Oberstar held court Tuesday with a dozen reporters in the Transportation and Infrastructure’s opulent committee room. It was typical Oberstar, starting with a question on the future by launching into a dissertation on the history of his panel and legislation that built lighthouses and began what is now the Coast Guard.

“I come to the end of an era, ending where I started,” Oberstar said, noting that he was once a clerk for the Transportation Subcommittee on Rivers and Harbors, as it then was under then-chairman John Blatnik. Oberstar would succeed Blatnik in Congress in 1975 and go on to chair the panel he once staffed — the only member in Congress who has done that.

Oberstar's dais spot in the Transportation & Infrastructure Committee   room. His official portrait hangs in the background on the wall.
MinnPost photo by Derek Wallbank
Oberstar’s dais spot in the Transportation and Infrastructure Committee room. His official portrait hangs in the background on the wall.

Indeed, Oberstar is leaving in a time of great uncertainty over the future. The Highway Trust Fund, which pays for road improvements, is running a deficit. The gas tax that feeds the fund isn’t enough to cover expenses.

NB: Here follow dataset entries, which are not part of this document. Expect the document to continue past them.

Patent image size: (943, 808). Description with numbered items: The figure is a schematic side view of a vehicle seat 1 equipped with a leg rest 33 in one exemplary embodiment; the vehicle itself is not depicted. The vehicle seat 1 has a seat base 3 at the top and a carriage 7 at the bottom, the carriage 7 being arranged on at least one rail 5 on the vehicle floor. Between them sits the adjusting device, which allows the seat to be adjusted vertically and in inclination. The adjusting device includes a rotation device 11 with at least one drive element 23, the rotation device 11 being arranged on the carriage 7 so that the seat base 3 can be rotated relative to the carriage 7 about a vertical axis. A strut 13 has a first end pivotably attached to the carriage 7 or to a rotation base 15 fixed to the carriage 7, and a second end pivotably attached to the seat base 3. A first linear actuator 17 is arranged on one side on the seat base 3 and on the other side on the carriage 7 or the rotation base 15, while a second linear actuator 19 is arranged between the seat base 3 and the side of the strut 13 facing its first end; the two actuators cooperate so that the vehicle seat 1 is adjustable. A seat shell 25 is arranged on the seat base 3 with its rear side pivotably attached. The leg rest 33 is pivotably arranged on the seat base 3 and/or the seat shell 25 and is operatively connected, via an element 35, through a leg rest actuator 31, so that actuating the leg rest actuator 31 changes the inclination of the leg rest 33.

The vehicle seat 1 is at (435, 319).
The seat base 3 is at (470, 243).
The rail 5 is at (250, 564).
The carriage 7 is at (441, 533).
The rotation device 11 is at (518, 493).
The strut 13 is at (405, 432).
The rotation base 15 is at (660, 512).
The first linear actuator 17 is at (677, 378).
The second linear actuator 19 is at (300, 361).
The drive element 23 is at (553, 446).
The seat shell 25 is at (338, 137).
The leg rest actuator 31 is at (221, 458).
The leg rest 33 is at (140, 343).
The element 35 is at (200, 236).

  • Almost every possible solution for making up that deficit, from increasing the gas tax to raising a separate fee out of the general fund to switching to more miles-driven odometer-reading system, has been ruled out by either the White House, the incoming Republican majority or all of the above.
  • Those could have been solved in the surface transportation omnibus that cleared the T&I committee last year but has stalled ever since. Now, Florida Republican John Mica will be in charge of the bill.
  • A potential ban on earmarks, if extended beyond the normal appropriations bill to transportation bills, could imperil projects that had been scheduled for federal dollars. The Central Corridor light rail line, for example, is counting on $45 million in funding that could be wiped out.
  • A proposed high-speed rail line from Chicago to St. Paul is now highly unlikely after Wisconsin’s incoming Republican governor said he wouldn’t back the project through his state. “You can’t build a bridge over the whole state of Wisconsin,” Oberstar said.
  • Major bills on aviation and water resources are also in progress but likely to die at the end of the year. Anything not passed by the House and Senate when the final gavel bangs on the 111th Congress is officially declared dead and must be reintroduced next session to start the process all over again.

All are issues Oberstar would have worked on as ranking member of the Transportation and Infrastructure Committeee that now he’ll watch from the sidelines.

Maybe.

If Oberstar can help it, he’ll be critically involved, but exactly how is a question yet to be determined. About the only decision made so far regarding his future is that he won’t be joining a lobbying firm. Beyond that, who knows?

“I want to be of service to transportation in the broadest possible terms,” Oberstar said. “I haven’t quite figured out what that’s going to be.”